3. “It Makes no Difference”
The Band had three of the greatest voices in the rock 'n' roll of their time, and “It Makes No Difference” may be one of the best displays from Rick Danko. Danko’s tremulous voice perfectly captures the heartache and pain in Robertson’s lyrics, which are about a former love. “I thought about the song in terms of saying that time heals all wounds," Robbie Robertson said at the time of the song's release. "Except in some cases, and this was one of those cases." Also, the way Garth Hudson comes out of nowhere at the end on sax? Doesn’t get any better.
2. “The Weight”
There are few things guaranteed in life, but one of those guarantees is this: if any band, not even just the Band, closes out a concert with “the Weight,” everyone in the audience will be belting out “take a load off Fannie” by the time the chorus hits. With it’s textured lyrics and biblical allusions, as well as its mix of folk, country and gospel, it’s become a standard of the American songbook, covered by everyone from Aretha Franklin to the Black Keys. It’s the Band’s best known song for a reason.
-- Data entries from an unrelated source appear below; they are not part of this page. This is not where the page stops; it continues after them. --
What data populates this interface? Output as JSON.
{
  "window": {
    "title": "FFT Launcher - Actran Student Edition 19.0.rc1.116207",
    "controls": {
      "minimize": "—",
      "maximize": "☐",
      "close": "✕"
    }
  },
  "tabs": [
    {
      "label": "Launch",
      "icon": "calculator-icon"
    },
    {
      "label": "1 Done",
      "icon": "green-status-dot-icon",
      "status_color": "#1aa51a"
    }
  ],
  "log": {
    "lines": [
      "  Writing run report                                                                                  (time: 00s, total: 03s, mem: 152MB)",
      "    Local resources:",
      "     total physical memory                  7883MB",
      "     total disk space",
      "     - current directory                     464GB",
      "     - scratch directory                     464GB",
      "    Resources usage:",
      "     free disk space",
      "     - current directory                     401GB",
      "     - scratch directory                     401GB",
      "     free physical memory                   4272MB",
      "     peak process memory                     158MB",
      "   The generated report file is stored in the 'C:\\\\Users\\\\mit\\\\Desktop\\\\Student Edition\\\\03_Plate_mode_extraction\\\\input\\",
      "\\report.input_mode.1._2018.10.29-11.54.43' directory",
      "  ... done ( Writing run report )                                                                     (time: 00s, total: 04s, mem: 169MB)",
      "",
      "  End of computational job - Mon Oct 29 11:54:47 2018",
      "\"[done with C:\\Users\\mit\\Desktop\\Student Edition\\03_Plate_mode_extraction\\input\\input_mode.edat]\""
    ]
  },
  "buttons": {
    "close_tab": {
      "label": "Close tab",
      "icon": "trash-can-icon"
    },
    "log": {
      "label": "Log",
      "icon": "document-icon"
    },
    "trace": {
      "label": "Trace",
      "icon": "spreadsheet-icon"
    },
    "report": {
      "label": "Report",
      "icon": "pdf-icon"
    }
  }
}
1. “The Night They Drove Old Dixie Down”
If there’s a greater song about the Civil War written by a Canadian, we haven’t heard it. Robbie Robertson had the melody for this in his head for a while, but wasn’t sure what it was going to be about. Once he decided he was going to write a song about the dying days of the Civil War from the point of view of a Southerner, Levon Helm, a native of Arkansas, told him to hit the books to be sure he got it right. "Robbie and I worked on 'The Night They Drove Old Dixie Down' up in Woodstock. I remember taking him to the library so he could research the history and geography of the era and make General Robert E. Lee come out with all due respect," Helm wrote in his book, This Wheel’s on Fire. From the stream-of-conscious lyrics worthy of Faulkner, which take you into the head of Virgil Caine, to that climactic rhythm section and the way the piano offsets the drums, to Helm’s inimitable voice, it’s one of the finest songs the Band ever wrote. An interesting side note: Helm refused to perform the song after the Last Waltz concert in 1976.